Point de vue : Regards croisés sur La Cimade22 décembre 2016 | Jean-Pierre Cavalié et Caroline Bollati sont deux équipiers salariés de longue date. En ce mois de décembre 2016, ils quittent tous les deux leur poste, l’un pour une pré-retraite, l’autre pour rejoindre de nouvelles aventures professionnelles. Ils nous livrent leur regard croisé sur cette Cimade qui depuis tant d’années les a accueillis, passionnés, motivés, agacés, nourris… et vice-versa ! ![]() ![]()
Jean-Pierre :
Je suis arrivé à La Cimade il y a 24 ans, en 1992, en tant que « délégué
régional sud-est » comme on disait à l’époque. J’ai fait l’essentiel de
mon parcours à temps partiel, en complément de Françoise, ma compagne, avec qui
j’ai « partagé » le poste. C’est une bizarrerie au sein de La Cimade,
nous étions les seuls dans ce cas et ça n’a pas toujours facilité nos relations
avec l’institutionnel ! … Caroline :
Moi je suis arrivée 10 ans plus tard, en 2002. Au départ j’étais bénévole à
l’asile, ayant une activité de prof d’allemand par ailleurs. En 2004, j’ai été
recrutée en tant que salariée au CRA (Centre de rétention administrative) de
Rouen, qui accueillait des familles. Ensuite je suis venue à Paris et j’ai
travaillé au CRA de Vincennes et au CRA pour femmes du Palais de justice. En
2009, je suis devenue responsable de la commission prison qui s’est créée à ce
moment-là. Je n’étais pas formée pour occuper ces postes, mais j’ai été la
seule à postuler en interne… j’ai été prise et je me suis formée « sur le
tas » ! La Cimade, c’est quoi
pour vous ? Caroline :
En premier lieu, c’est l’engagement inconditionnel des équipes, notamment des
bénévoles. Ensuite, c’est une grosse machine, qui a souvent du mal à s’adapter
dans la temporalité de notre monde actuel, où tout va tellement vite. Et malgré
tout, elle a un dynamisme qui fait qu’elle est pérenne tout en ayant pris plein
d’orientations différentes, et mené plein d’actions différentes, depuis sa
création. Jean-Pierre :
Pour moi, c’est une association de résistance. C’est l’article 1 de ses
statuts, cette notion de résistance par rapport à toute forme de souffrance, d’oppression
ou de domination. Il se trouve que l’accent est mis sur les personnes qui
viennent d’ailleurs, mais ce n’est pas exclusif. Je ne mets pas la défense
juridique en exergue, parce que c’est en partie un piège à mes yeux. Défendre
les droits des personnes ne peut se limiter à leur expliquer des lois, surtout
lorsqu’elles n’appliquent pas les droits fondamentaux. Nous nous définissons comme une association de
défense de ces droits, c’est pourquoi la désobéissance civile est pour nous un
positionnement incontournable. A vos yeux, comment La Cimade a-t-elle
évolué ? Jean-Pierre :
Je vois deux mouvements contradictoires. D’un côté, il y a cette démarche de résistance qui perdure et
caractérise vraiment notre association. On voit tellement de gens autour de
nous qui s’indiffèrent, ou bien dépriment et finissent par baisser les bras.
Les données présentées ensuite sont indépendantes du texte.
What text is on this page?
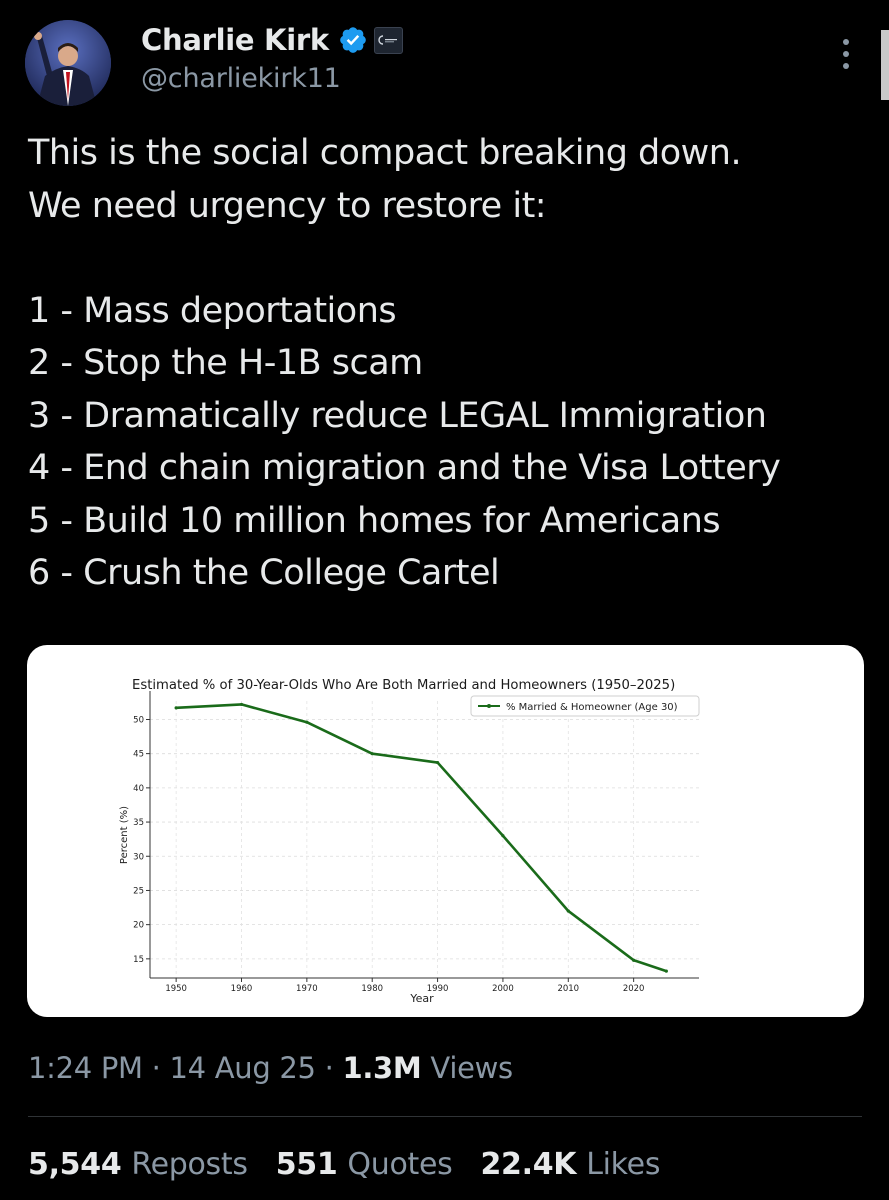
Charlie Kirk
@charliekirk11
This is the social compact breaking down.
We need urgency to restore it:

1 - Mass deportations
2 - Stop the H-1B scam
3 - Dramatically reduce LEGAL Immigration
4 - End chain migration and the Visa Lottery
5 - Build 10 million homes for Americans
6 - Crush the College Cartel
1950	1960	1970	1980	1990	2000	2010	2020
15
20
25
30
35
40
45
50
Estimated % of 30-Year-Olds Who Are Both Married and Homeowners (1950–2025)
Year
Percent (%)
% Married & Homeowner (Age 30)
1:24 PM · 14 Aug 25 · 1.3M Views
5,544 Reposts 551 Quotes 22.4K Likes
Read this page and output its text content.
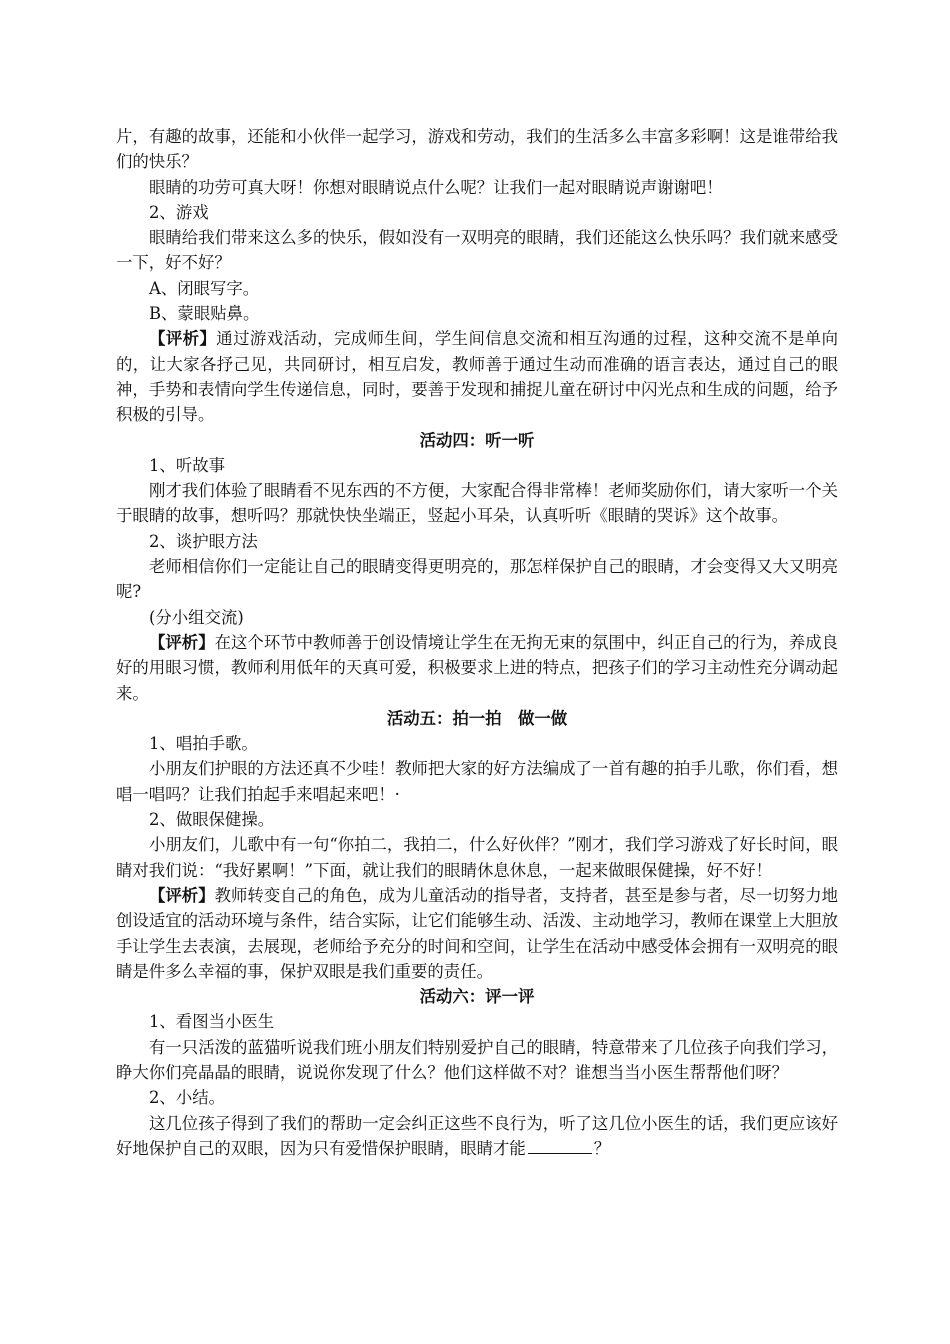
片，有趣的故事，还能和小伙伴一起学习，游戏和劳动，我们的生活多么丰富多彩啊！这是谁带给我们的快乐？

眼睛的功劳可真大呀！你想对眼睛说点什么呢？让我们一起对眼睛说声谢谢吧！

2、游戏

眼睛给我们带来这么多的快乐，假如没有一双明亮的眼睛，我们还能这么快乐吗？我们就来感受一下，好不好？

A、闭眼写字。

B、蒙眼贴鼻。

【评析】通过游戏活动，完成师生间，学生间信息交流和相互沟通的过程，这种交流不是单向的，让大家各抒己见，共同研讨，相互启发，教师善于通过生动而准确的语言表达，通过自己的眼神，手势和表情向学生传递信息，同时，要善于发现和捕捉儿童在研讨中闪光点和生成的问题，给予积极的引导。

活动四：听一听

1、听故事

刚才我们体验了眼睛看不见东西的不方便，大家配合得非常棒！老师奖励你们，请大家听一个关于眼睛的故事，想听吗？那就快快坐端正，竖起小耳朵，认真听听《眼睛的哭诉》这个故事。

2、谈护眼方法

老师相信你们一定能让自己的眼睛变得更明亮的，那怎样保护自己的眼睛，才会变得又大又明亮呢?

(分小组交流)

【评析】在这个环节中教师善于创设情境让学生在无拘无束的氛围中，纠正自己的行为，养成良好的用眼习惯，教师利用低年的天真可爱，积极要求上进的特点，把孩子们的学习主动性充分调动起来。

活动五：拍一拍　做一做

1、唱拍手歌。

小朋友们护眼的方法还真不少哇！教师把大家的好方法编成了一首有趣的拍手儿歌，你们看，想唱一唱吗？让我们拍起手来唱起来吧！·

2、做眼保健操。

小朋友们，儿歌中有一句“你拍二，我拍二，什么好伙伴？”刚才，我们学习游戏了好长时间，眼睛对我们说：“我好累啊！”下面，就让我们的眼睛休息休息，一起来做眼保健操，好不好！

【评析】教师转变自己的角色，成为儿童活动的指导者，支持者，甚至是参与者，尽一切努力地创设适宜的活动环境与条件，结合实际，让它们能够生动、活泼、主动地学习，教师在课堂上大胆放手让学生去表演，去展现，老师给予充分的时间和空间，让学生在活动中感受体会拥有一双明亮的眼睛是件多么幸福的事，保护双眼是我们重要的责任。

活动六：评一评

1、看图当小医生

有一只活泼的蓝猫听说我们班小朋友们特别爱护自己的眼睛，特意带来了几位孩子向我们学习，睁大你们亮晶晶的眼睛，说说你发现了什么？他们这样做不对？谁想当当小医生帮帮他们呀？

2、小结。

这几位孩子得到了我们的帮助一定会纠正这些不良行为，听了这几位小医生的话，我们更应该好好地保护自己的双眼，因为只有爱惜保护眼睛，眼睛才能	？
Nous, on n’en est pas arrivés là, c’est très significatif de l’esprit Cimade. Et d’un autre côté, je trouve que petit à petit elle est
devenue trop pyramidale, trop centralisée, comme si elle reproduisait malgré
elle la société dans laquelle nous vivons. Le souci de la gestion financière
est devenu prédominant – évidemment c’est important, mais nous finissons par
réfléchir dans le prisme de l’idéologie libérale. Si La Cimade pense qu’il faut
changer la société, elle devrait avoir plus d’audace pour expérimenter en
interne les changements que nous souhaitons pour notre société ; elle
devrait être un lieu d’expérimentation sociétale. Caroline :
Je pense que nous avons intériorisé la violence institutionnelle que nous
vivons, ou que vivent les personnes étrangères quand elles vont à la préfecture
par exemple. Du coup, ça ressort sous forme de violence entre nous. La
bienveillance que nous avons pour les personnes en externe, nous l’avons un peu
perdue en interne. Je pense que les cimadiens devraient réapprendre à
travailler ensemble de façon bienveillante, et que ça favoriserait
naturellement la prise de décisions plus collectives, plus partagées. Par ailleurs j’ai constaté récemment une évolution très
positive de La Cimade, c’est que nous remettons les personnes étrangères au
cœur de la population, plutôt que de les traiter comme un groupe à part. On
parle de plus en plus de personnes pauvres, exclues. Globalement, on réfléchit
de plus en plus sur la place des personnes : la façon dont on parle
d’elles (dire « des personnes » et non pas « des
migrants », penser à féminiser…), le fait de leur donner la parole à elles
plutôt qu’aux bénévoles qui les accompagnent… On avance dans le bon sens, même
s’il reste beaucoup à faire. Jean-Pierre :
Je suis tout à fait d’accord. C’est un travail qui prend du temps, mais qui est
essentiel. Travailler avec les personnes concernées, ça change tout, ce n’est
que comme ça que l’on parviendra à une vraie conscientisation et que l’on fera
changer les choses. La « conscientisation » conceptualisée par Paolo Freire,
désigne le fait que toutes les parties en présence s’écoutent et changent de
conscience du monde en le transformant ensemble. A Marseille, on a été parmi
les premiers à travailler dans le sens du « faire avec », et pendant
longtemps on s’est sentis un peu seuls au sein de La Cimade, mais lors des
dernières sessions nationales ce sujet a été travaillé, c’est très positif. Il
faut réussir à prendre ce travail en charge et à le piloter, c’est une petite
révolution, mais on a tout à y gagner. Quels sont les
combats qui vous ont le plus marqués ? Jean-Pierre :
Le combat, en 1994-1995, autour des parents d’enfants français qui n’étaient ni
régularisables ni expulsables. C’est là que j’ai commencé à prendre conscience des
limites de la démarche simplement juridique et de l’enjeu de « faire
avec ». On n’avait pas de réponse juridique, alors on a réfléchi avec les
personnes concernées : qu’est-ce qu’on fait quand la loi n’a plus rien à
dire ? Les personnes migrantes et réfugiées sont devenues actrices et non
plus seulement « quémandeuses de droits », ça a changé beaucoup de
choses. Je retiens aussi la création des Amoureux au Ban Public qui
ont été dans la même démarche, autour de la situation des couples mixtes.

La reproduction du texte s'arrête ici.